Her laughter followed him outside, making him feel better about this whole thing. She hadn’t needed saving, but nothing could have stopped him from reacting to her screams. He just hadn’t had time to consider the fallout. The intimacy of o-dark-thirty and bedrooms and personal vulnerability. The static in the air hadn’t smoothed out until their familiar banter ended in her chuckle.
He stopped when he got to his own deck and faced the water, letting the surge and release soothe away the edge of being shocked awake. The ocean always did that for him, ever since he’d found this spot on a small island in the Florida Keys. Every time he came back from a job, it healed him by being a relentless balm. Even when storms kicked up the surf or sent it into full turmoil, he knew it would eventually settle back into this rhythm. It reminded him that no matter how bad things got out there, his corner of the world was going to be good. And when things out there weren’t bad at all, when he and his team—when he had one—stopped someone bad or saved someone good, the ocean and sand and sun and home were here to help him celebrate.
Kendall showing up on the plot next to his six months ago had felt, at first, like an invasion. He’d been mostly alone out here at the less-populated end of the Key for nearly ten years, sailboarders and swimmers and beachcombers notwithstanding. Someone actually moving in felt more like disruption, even if Kendall kept to herself as much as he did and then turned out to be here for similar reasons. They shared a meal occasionally, tossed a football, jogged at the waterline, and worked out at the same gym in town, sometimes at the same time. Or they just hung out, enjoying a beer and watching the water, talking about mundane stuff. And he’d decided it was all right, sharing space. Sharing peace.
The fact that fucking Kellen Stone had been the reason she knew about this peaceful stretch of sand had come up eventually. She knew Stone through her sister, who was married to Stone’s best friend. But by then Grant already liked her, so he had to get over his automatic resentment. Stone wasn’t a bad guy. He’d just gotten the girl, that’s all. And Grant was a little bit of a sore loser.

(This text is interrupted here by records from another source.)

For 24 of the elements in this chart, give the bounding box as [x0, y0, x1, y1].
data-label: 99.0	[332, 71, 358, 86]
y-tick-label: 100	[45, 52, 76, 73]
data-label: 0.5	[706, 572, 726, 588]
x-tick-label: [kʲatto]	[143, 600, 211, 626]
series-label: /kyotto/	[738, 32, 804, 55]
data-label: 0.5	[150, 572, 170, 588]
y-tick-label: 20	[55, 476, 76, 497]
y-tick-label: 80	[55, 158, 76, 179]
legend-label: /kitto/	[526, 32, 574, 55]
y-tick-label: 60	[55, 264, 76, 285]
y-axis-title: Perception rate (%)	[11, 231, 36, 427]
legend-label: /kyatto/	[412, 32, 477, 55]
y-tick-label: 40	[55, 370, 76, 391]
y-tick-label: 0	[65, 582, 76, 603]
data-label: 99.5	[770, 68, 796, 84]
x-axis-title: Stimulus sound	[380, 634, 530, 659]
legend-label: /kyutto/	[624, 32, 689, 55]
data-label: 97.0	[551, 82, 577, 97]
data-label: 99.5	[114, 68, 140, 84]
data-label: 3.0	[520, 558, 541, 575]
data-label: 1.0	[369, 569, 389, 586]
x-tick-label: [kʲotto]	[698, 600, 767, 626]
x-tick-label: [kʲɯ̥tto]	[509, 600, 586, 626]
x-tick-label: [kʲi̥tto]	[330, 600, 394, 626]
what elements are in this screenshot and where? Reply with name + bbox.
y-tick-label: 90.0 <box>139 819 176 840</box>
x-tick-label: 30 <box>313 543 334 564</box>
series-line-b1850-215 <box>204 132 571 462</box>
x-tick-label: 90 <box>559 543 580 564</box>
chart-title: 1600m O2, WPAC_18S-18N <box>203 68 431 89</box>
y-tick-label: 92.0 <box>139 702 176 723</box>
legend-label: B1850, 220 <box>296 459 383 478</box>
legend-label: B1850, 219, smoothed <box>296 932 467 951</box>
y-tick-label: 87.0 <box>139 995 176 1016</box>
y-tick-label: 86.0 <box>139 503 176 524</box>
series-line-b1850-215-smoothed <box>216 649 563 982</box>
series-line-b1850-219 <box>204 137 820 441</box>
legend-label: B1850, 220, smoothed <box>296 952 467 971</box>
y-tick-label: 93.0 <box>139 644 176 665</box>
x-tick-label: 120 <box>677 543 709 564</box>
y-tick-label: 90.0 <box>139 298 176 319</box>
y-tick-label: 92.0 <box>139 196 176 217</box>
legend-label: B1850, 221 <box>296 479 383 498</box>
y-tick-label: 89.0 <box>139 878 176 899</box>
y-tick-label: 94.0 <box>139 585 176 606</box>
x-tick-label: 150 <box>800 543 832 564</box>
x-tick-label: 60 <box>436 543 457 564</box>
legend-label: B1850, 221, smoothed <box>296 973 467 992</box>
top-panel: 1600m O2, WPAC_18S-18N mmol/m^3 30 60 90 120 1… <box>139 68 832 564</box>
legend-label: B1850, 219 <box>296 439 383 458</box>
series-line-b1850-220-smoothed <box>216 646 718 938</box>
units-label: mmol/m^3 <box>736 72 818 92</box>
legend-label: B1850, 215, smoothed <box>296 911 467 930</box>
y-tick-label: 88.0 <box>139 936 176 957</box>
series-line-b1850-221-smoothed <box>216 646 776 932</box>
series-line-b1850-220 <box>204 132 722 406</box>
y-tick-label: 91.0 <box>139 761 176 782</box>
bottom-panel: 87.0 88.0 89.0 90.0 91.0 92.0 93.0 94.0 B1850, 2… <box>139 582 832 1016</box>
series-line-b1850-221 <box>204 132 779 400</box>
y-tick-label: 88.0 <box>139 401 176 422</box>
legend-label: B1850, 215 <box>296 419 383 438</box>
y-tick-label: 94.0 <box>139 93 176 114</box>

He’d gotten over it, watching the gradual change in Kendall as their friendship developed. She left occasionally, like he did, and he could tell by the way she carried herself, her awareness of her surroundings, and a few things he’d overheard when she was on the phone that she was in a profession like his. Her sharp mind, sharp wit, and graceful athleticism had definitely spiked his attraction meter. A few things had made him suspect the needle on her own meter wasn’t stationary. But whenever there was a zing between them, she closed off, retreated. Grant valued the friendship they were growing and didn’t want to interfere with that, so he’d held back, too.
Now, with echoes of her screams still inside him and the afterimage of long legs topped by hi-cut underwear lingering in his mind, he wondered again who exactly Kendall Rivic was and what she’d endured that made her need this sanctuary the way she obviously did.
Forget it happened. The whole thing. She would want him to, he knew that without asking. But he wasn’t sure he could. And that meant things were about to change.